One possible other example of reputation could be a page's relationship to its community. That is, you and I each have a Web site about frog hunting and we link to each other. But my otherwise trusted site is caught selling text links without Google's preferred rel=nofollow attribute. So Google penalizes my site by blocking the reputation it can confer. Suddenly, your site gets no PageRank from mine and my outbound link anchor text is no longer associated with your site. But what if my site is no longer considered to be part of that community of frog hunting sites?
Would that hurt me in the rankings? I don't know. Maybe a search on RELATED SITES would differ based on whether a site has lost its ability to confer reputation.
Despite some history behind it, a Reputation Penalty is a new concept to SEOs. We are used to thinking of sites being penalized by losing their ability to rank for search results. We are not used to sites losing their ability to pass on value. The only well-documented instance is when Bob Massa's SearchKing network was penalized by Google (because he operated another network, which he claimed was separate from SearchKing, where he sold text links on the basis of the reported PageRank of the documents provided links).

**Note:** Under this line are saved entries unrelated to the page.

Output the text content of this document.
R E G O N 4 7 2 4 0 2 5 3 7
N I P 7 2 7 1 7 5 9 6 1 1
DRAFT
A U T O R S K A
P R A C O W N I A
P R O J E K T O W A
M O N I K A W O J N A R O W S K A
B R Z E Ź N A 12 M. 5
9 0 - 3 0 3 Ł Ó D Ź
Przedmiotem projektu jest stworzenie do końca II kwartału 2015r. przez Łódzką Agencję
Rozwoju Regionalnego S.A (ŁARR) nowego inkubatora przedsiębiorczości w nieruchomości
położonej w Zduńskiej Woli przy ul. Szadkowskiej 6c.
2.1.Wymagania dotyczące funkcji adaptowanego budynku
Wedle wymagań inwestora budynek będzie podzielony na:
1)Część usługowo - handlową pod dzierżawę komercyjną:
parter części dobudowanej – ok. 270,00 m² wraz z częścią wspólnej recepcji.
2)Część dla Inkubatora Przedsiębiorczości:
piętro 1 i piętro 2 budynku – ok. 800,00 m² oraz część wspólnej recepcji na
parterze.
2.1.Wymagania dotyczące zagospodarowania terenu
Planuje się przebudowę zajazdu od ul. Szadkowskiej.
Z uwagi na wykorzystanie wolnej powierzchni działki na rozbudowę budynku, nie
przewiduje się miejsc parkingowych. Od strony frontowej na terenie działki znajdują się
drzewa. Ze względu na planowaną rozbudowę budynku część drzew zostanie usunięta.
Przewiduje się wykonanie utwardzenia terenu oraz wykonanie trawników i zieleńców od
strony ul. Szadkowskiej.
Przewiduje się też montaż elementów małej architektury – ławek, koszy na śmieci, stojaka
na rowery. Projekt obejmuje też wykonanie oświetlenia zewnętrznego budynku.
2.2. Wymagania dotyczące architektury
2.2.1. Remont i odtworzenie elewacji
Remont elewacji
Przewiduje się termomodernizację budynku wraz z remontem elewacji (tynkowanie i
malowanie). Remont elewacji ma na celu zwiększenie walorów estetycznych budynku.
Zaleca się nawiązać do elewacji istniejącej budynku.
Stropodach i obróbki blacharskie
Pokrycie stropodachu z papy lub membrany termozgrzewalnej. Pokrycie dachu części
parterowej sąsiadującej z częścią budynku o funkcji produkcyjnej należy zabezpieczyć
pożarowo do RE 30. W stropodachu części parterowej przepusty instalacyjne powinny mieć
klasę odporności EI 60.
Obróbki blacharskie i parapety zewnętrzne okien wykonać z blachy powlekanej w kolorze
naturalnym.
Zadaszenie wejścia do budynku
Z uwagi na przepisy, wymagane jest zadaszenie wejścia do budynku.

The October 2005 Google Update may be the most recent example of this Reputation Penalty at work. That is, the sites so many people have depended on to help boost their own rankings may suddenly have had their outbound links devalued while suffering no other penalties. Hence, you should still be able to find many of those linking sites for their own targeted search expressions, but getting links from them no longer helps.
How did Google identify these sites? Maybe by looking at the Web communities in which they participate. While most of us can sort of visualize what Google means when it speaks about "neighborhoods" on the Web, we don't really know what criteria go into identifying a neighborhood. So, maybe Google just started assigning Reputation Penalties to certain neighborhoods, the boundaries of which only they can see. Sites outside those neighborhoods won't be affected because they don't depend on much linkage from the isolated neighborhoods.
If that is the case, then Google is starting to look beyond mere Web documents and Web sites. They are looking at sub-collections within the whole collection of indexed documents.
This goes back to what Dan Thies suggested in my Notes on October 2005 Google Update thread:
So, well, that was a long and winding path from "link popularity" to "link variety/link diversity" but this is the first time I've been able to put all those thoughts together as well as this. I'm still working on it.